Three Scenarios Worth Taking Seriously

Scenario One: Rapid Iranian Collapse. The strikes successfully decapitate Iran's command structure, a successor government moves toward negotiation within 30-45 days, and Hormuz remains open. Oil markets stabilize. Thailand absorbs a short-term shock and recovers. This is the scenario Trump and Netanyahu are publicly selling. Markets are not fully pricing it, which means there's upside for Thai equities if it materializes.

Scenario Two: Protracted Attrition. Iran's institutional resilience — underestimated, as it was during the 12-day war of June 2025 — means no clean resolution. The IRGC decentralizes command, proxies continue striking Gulf infrastructure, and the conflict evolves into a low-intensity regional destabilization. Oil stays elevated. Shipping costs remain high. Thailand faces a sustained 18-24 month headwind. This is the base case that sophisticated risk desks are modeling quietly.

Scenario Three: Horizontal Escalation. The conflict spreads beyond its current theater — either through direct Iranian action against critical Gulf energy infrastructure (the Saudi Abqaiq facility, for instance, which was attacked by drones in 2019), or through a cyber warfare escalation that targets regional banking and power infrastructure. Iranian cyber actors have demonstrated capability against financial systems before. Thai banks, power grids, and logistics networks have meaningful digital exposure. In this scenario, the risk to Thailand shifts from macroeconomic to operational.

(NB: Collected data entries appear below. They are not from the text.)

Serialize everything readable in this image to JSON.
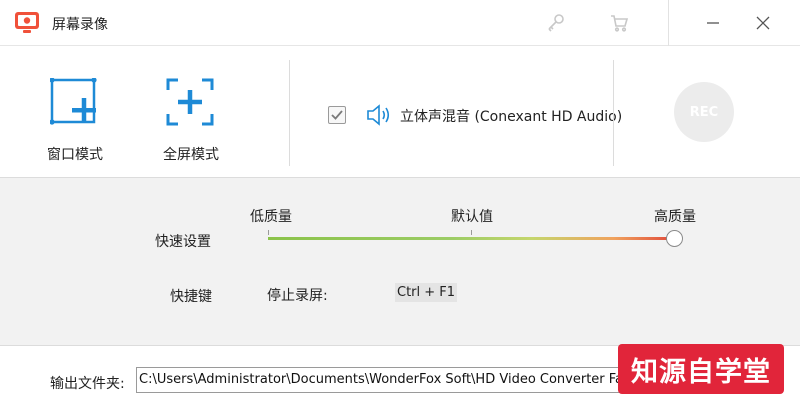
{
  "window": {
    "title": "屏幕录像",
    "icons": [
      "app-logo-icon",
      "key-icon",
      "cart-icon",
      "minimize-icon",
      "close-icon"
    ]
  },
  "modes": [
    {
      "label": "窗口模式",
      "icon": "window-mode-icon"
    },
    {
      "label": "全屏模式",
      "icon": "fullscreen-mode-icon"
    }
  ],
  "audio": {
    "checked": true,
    "device_label": "立体声混音 (Conexant HD Audio)",
    "icon": "speaker-icon"
  },
  "record_button": {
    "label": "REC"
  },
  "quality": {
    "row_label": "快速设置",
    "low_label": "低质量",
    "default_label": "默认值",
    "high_label": "高质量",
    "selected": "high"
  },
  "hotkey": {
    "row_label": "快捷键",
    "label": "停止录屏:",
    "value": "Ctrl + F1"
  },
  "output": {
    "label": "输出文件夹:",
    "path": "C:\\Users\\Administrator\\Documents\\WonderFox Soft\\HD Video Converter Factory Pro\\R"
  },
  "watermark": {
    "text": "知源自学堂"
  },
  "colors": {
    "accent": "#f0513a",
    "mode_icon": "#1e8ad6",
    "slider_low": "#8bc34a",
    "slider_high": "#e04a3a",
    "watermark_bg": "#e1253a"
  }
}
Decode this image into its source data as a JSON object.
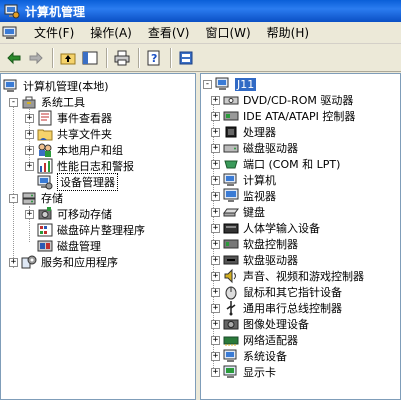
{
  "window": {
    "title": "计算机管理"
  },
  "menu": {
    "items": [
      "文件(F)",
      "操作(A)",
      "查看(V)",
      "窗口(W)",
      "帮助(H)"
    ]
  },
  "toolbar": {
    "buttons": [
      "back",
      "forward",
      "up",
      "show-hide-tree",
      "print",
      "help",
      "properties"
    ]
  },
  "left_tree": {
    "root": "计算机管理(本地)",
    "system_tools": "系统工具",
    "event_viewer": "事件查看器",
    "shared_folders": "共享文件夹",
    "local_users": "本地用户和组",
    "perf_logs": "性能日志和警报",
    "device_manager": "设备管理器",
    "storage": "存储",
    "removable_storage": "可移动存储",
    "defrag": "磁盘碎片整理程序",
    "disk_mgmt": "磁盘管理",
    "services_apps": "服务和应用程序"
  },
  "right_tree": {
    "root": "J11",
    "items": [
      "DVD/CD-ROM 驱动器",
      "IDE ATA/ATAPI 控制器",
      "处理器",
      "磁盘驱动器",
      "端口 (COM 和 LPT)",
      "计算机",
      "监视器",
      "键盘",
      "人体学输入设备",
      "软盘控制器",
      "软盘驱动器",
      "声音、视频和游戏控制器",
      "鼠标和其它指针设备",
      "通用串行总线控制器",
      "图像处理设备",
      "网络适配器",
      "系统设备",
      "显示卡"
    ]
  },
  "colors": {
    "title_bar": "#0a5fd8",
    "selection": "#316ac5",
    "window_bg": "#ece9d8",
    "pane_border": "#7f9db9"
  }
}
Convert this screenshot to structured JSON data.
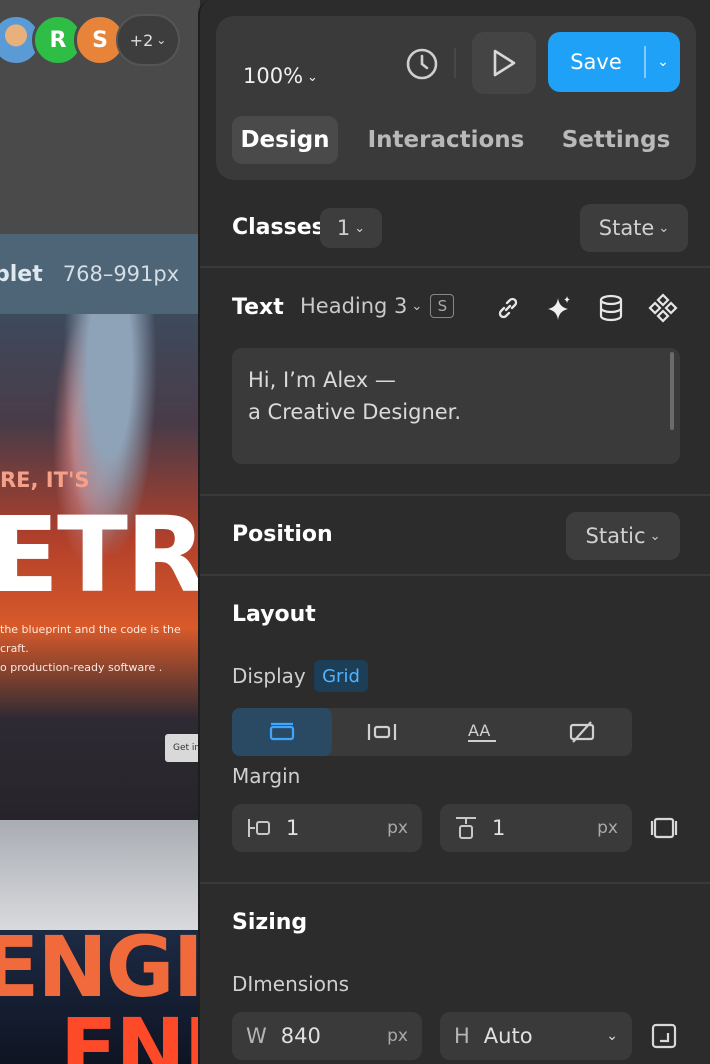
{
  "canvas": {
    "avatars": [
      {
        "initial": "",
        "color": "#5a9bd6"
      },
      {
        "initial": "R",
        "color": "#2ebd45"
      },
      {
        "initial": "S",
        "color": "#e8843a"
      }
    ],
    "more_users": "+2",
    "breakpoint_name": "blet",
    "breakpoint_range": "768–991px",
    "hero_small": "RE, IT'S",
    "hero_big": "ETR",
    "hero_copy_1": "the blueprint and the code is the craft.",
    "hero_copy_2": "o production-ready software .",
    "get_in": "Get in",
    "engine_1": "ENGIN",
    "engine_2": "ENE"
  },
  "toolbar": {
    "zoom": "100%",
    "save_label": "Save"
  },
  "tabs": [
    {
      "label": "Design",
      "active": true
    },
    {
      "label": "Interactions",
      "active": false
    },
    {
      "label": "Settings",
      "active": false
    }
  ],
  "classes": {
    "title": "Classes",
    "count": "1",
    "state_label": "State"
  },
  "text_section": {
    "title": "Text",
    "tag": "Heading 3",
    "badge": "S",
    "content_line1": "Hi, I’m Alex —",
    "content_line2": "a Creative Designer."
  },
  "position": {
    "title": "Position",
    "value": "Static"
  },
  "layout": {
    "title": "Layout",
    "display_label": "Display",
    "display_value": "Grid",
    "margin_label": "Margin",
    "margin_left_value": "1",
    "margin_left_unit": "px",
    "margin_top_value": "1",
    "margin_top_unit": "px"
  },
  "sizing": {
    "title": "Sizing",
    "dimensions_label": "DImensions",
    "width_prefix": "W",
    "width_value": "840",
    "width_unit": "px",
    "height_prefix": "H",
    "height_value": "Auto"
  },
  "colors": {
    "accent": "#1ea1f7",
    "panel_bg": "#2c2c2c",
    "grid_badge_text": "#4fb3ff"
  }
}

Thailand's Silence Is Strategic, But Has a Cost

Bangkok will say nothing. ASEAN will issue a statement calling for "restraint and dialogue." Thailand's foreign ministry will affirm its commitment to the UN Charter and international law, while quietly calibrating its posture between Washington and Beijing. This studied neutrality is not weakness — it's a sophisticated tradition that has served Thailand through Cold War proxy conflicts, the Iraq War, and every regional crisis of the last half-century.

But neutrality has a cost when global supply chains force alignment. If the conflict triggers a new wave of Western sanctions against Iranian oil — pulling supplies from markets that China continues to absorb — the secondary sanctions pressure on Thailand's trading relationships becomes a real diplomatic complication.

Thailand's neutrality is a strategy. The question is whether it's durable enough for a conflict this large.

What This Means Now

The war is six days old as of this writing. It is too early for economic damage to be visible in Thai data. The SET index has moved modestly. The Baht has weakened slightly. Fuel pump prices have not yet reflected the full oil price pass-through.

But the structural logic is clear: Thailand is exposed in ways its official public communications will not acknowledge, through channels — energy, shipping, currency, cyber — that operate below the threshold of visible crisis until they don't.

The storm started far away. It is moving this direction. Lou will update this analysis as the conflict develops.